30 There is another point which I think you should consider. Suppose that you reject the overtures of the Megalopolitans. If they are annihilated and dispersed, Sparta can recover her power at once. If they actually survive—for things have happened before now beyond all hope—they will quite rightly be the firm allies of Thebes. But suppose you receive them. Then the immediate result, so far as they are concerned, is that they are saved by you: and as to the future, let us now transfer our calculation of possible risks to the case of the Thebans and Spartans. 31 If the Thebans are crushed, as they ought to be, the Spartans will not be unduly powerful, for they will always have these Arcadians at their doors to hold them in check. But if the Thebans actually recover and survive the attack, they will at least be weaker; for the Arcadians will have become our allies, and will owe their preservation to us. Thus on every ground it is to our interest not to sacrifice the Arcadians, nor to let them think that their deliverance, if they are really saved, is due to themselves, or to any other people than you.
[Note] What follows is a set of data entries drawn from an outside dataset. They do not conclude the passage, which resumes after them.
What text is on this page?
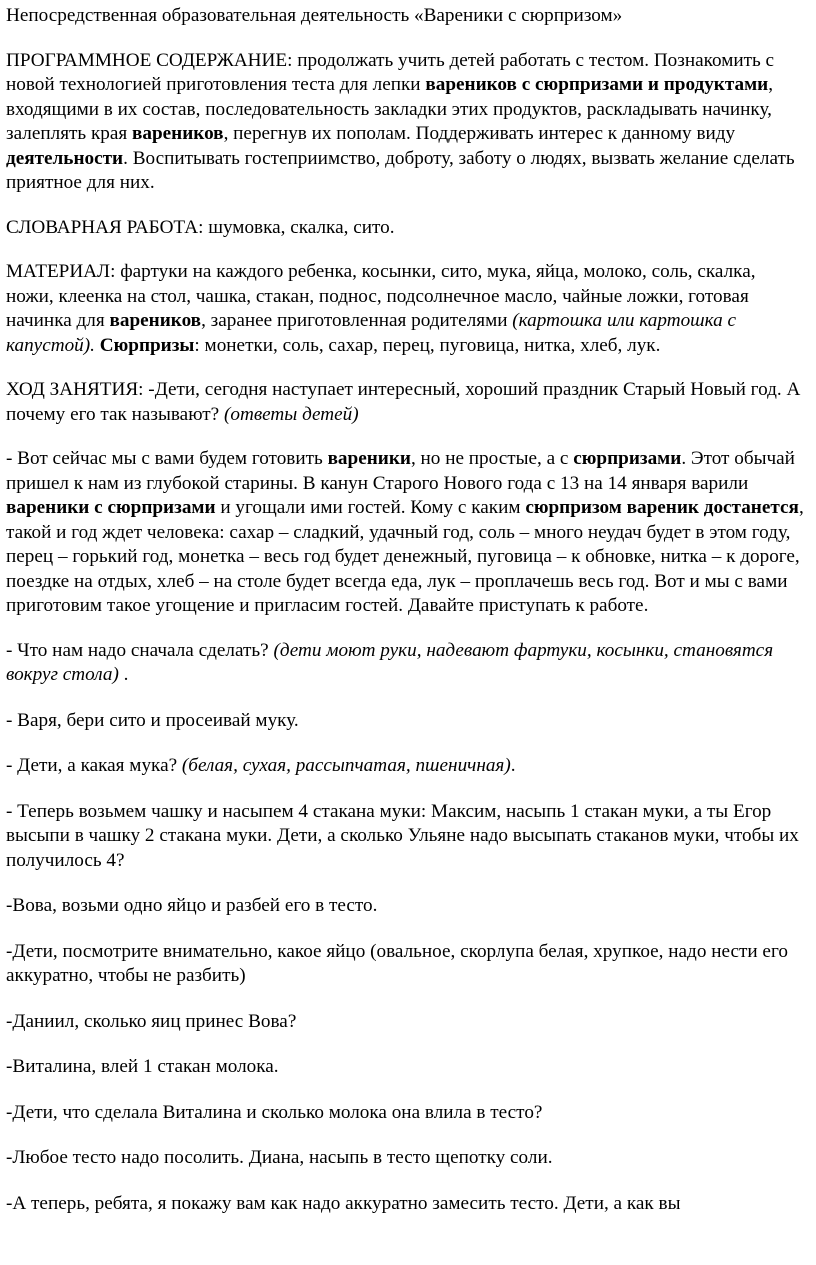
Непосредственная образовательная деятельность «Вареники с сюрпризом»

ПРОГРАММНОЕ СОДЕРЖАНИЕ: продолжать учить детей работать с тестом. Познакомить с новой технологией приготовления теста для лепки вареников с сюрпризами и продуктами, входящими в их состав, последовательность закладки этих продуктов, раскладывать начинку, залеплять края вареников, перегнув их пополам. Поддерживать интерес к данному виду деятельности. Воспитывать гостеприимство, доброту, заботу о людях, вызвать желание сделать приятное для них.

СЛОВАРНАЯ РАБОТА: шумовка, скалка, сито.

МАТЕРИАЛ: фартуки на каждого ребенка, косынки, сито, мука, яйца, молоко, соль, скалка, ножи, клеенка на стол, чашка, стакан, поднос, подсолнечное масло, чайные ложки, готовая начинка для вареников, заранее приготовленная родителями (картошка или картошка с капустой). Сюрпризы: монетки, соль, сахар, перец, пуговица, нитка, хлеб, лук.

ХОД ЗАНЯТИЯ: -Дети, сегодня наступает интересный, хороший праздник Старый Новый год. А почему его так называют? (ответы детей)

- Вот сейчас мы с вами будем готовить вареники, но не простые, а с сюрпризами. Этот обычай пришел к нам из глубокой старины. В канун Старого Нового года с 13 на 14 января варили вареники с сюрпризами и угощали ими гостей. Кому с каким сюрпризом вареник достанется, такой и год ждет человека: сахар – сладкий, удачный год, соль – много неудач будет в этом году, перец – горький год, монетка – весь год будет денежный, пуговица – к обновке, нитка – к дороге, поездке на отдых, хлеб – на столе будет всегда еда, лук – проплачешь весь год. Вот и мы с вами приготовим такое угощение и пригласим гостей. Давайте приступать к работе.

- Что нам надо сначала сделать? (дети моют руки, надевают фартуки, косынки, становятся вокруг стола) .

- Варя, бери сито и просеивай муку.

- Дети, а какая мука? (белая, сухая, рассыпчатая, пшеничная).

- Теперь возьмем чашку и насыпем 4 стакана муки: Максим, насыпь 1 стакан муки, а ты Егор высыпи в чашку 2 стакана муки. Дети, а сколько Ульяне надо высыпать стаканов муки, чтобы их получилось 4?

-Вова, возьми одно яйцо и разбей его в тесто.

-Дети, посмотрите внимательно, какое яйцо (овальное, скорлупа белая, хрупкое, надо нести его аккуратно, чтобы не разбить)

-Даниил, сколько яиц принес Вова?

-Виталина, влей 1 стакан молока.

-Дети, что сделала Виталина и сколько молока она влила в тесто?

-Любое тесто надо посолить. Диана, насыпь в тесто щепотку соли.

-А теперь, ребята, я покажу вам как надо аккуратно замесить тесто. Дети, а как вы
32 And now, men of Athens, I solemnly declare that what I have said has been prompted by no personal feeling, friendly or hostile, towards either side. I have told you only what I believe to be expedient for you; and I exhort you not to sacrifice the people of Megalopolis, and to make it your rule, never to sacrifice a smaller power to a greater.

  1. "Plataeae" (which had been overthrown by the enemies of Athens in the course of the Peloponnesian War, but rebuilt, with the aid of Sparta, in 378) was destroyed by Thebes in 373-372. About the same time Thebes destroyed Thespiae, which, like Plataeae, was well-disposed towards Athens; and in 370 the Thebans massacred the male population of Orchomenus, and sold the women and children into slavery.
  2. "Oropus" had sometimes belonged to Thebes and sometimes to Athens. In 366 it was taken from Athens by Themison, tyrant of Eretria (exactly opposite Oropus, on the coast of Euboea), and placed in the hands of Thebes until the ownership should be decided. Thebes retained it until it was restored to Athens by Philip in 338.
  3. "when all the Peloponnesians, &c". The reference seems to be to the year 370, shortly after the battle of Leuctra, when the Peloponnesian States sought the protection of Athens against Sparta, and, being refused, became allies of Thebes (Diodorus xv. 62). In 369 Athens made an alliance with Sparta.
  4. "saved the Spartans". See last note. Athens also assisted the Spartans at Mantineia in 362.
  5. "the Thebans". In 378 and the following years Athens assisted Thebes against the Spartans under Agesilaus and Cleombrotus.
  6. "the Euboeans". In 358 or 357 Euboea succeeded in obtaining freedom from the domination of Thebes by the aid of Athenian troops under Timotheus.
  7. "Triphylia", a district between Elis and Messenia, was the subject of a long-standing dispute between the Eleans and the Arcadians, and seems to have been in the hands of the latter since (about) 368.
  8. "Tricaranum", a fortress in the territory of Phlius, had been seized by the Argives in 369, and used as a centre from which incursions were made into Phliasian territory.
  9. "allies of Thebes". in order to preserve the balance of power between Thebes and Sparta.
  10. "the Theban confederacy". The reference is particularly to the Arcadian allies of Thebes, but the wider expression perhaps suggests a general policy of a more ambitious kind.
  11. "you, I think, know". He refers to the older members of the Assembly, who would remember the tyrannical conduct of Sparta during the period of her supremacy (the first quarter of the fourth century B.C.).
  12. "pillars". The terms of an alliance were usually recorded upon pillars erected by each State on some site fixed by agreement or custom.
  13. "in the war". i.e. the 'Sacred War', against the Phocians.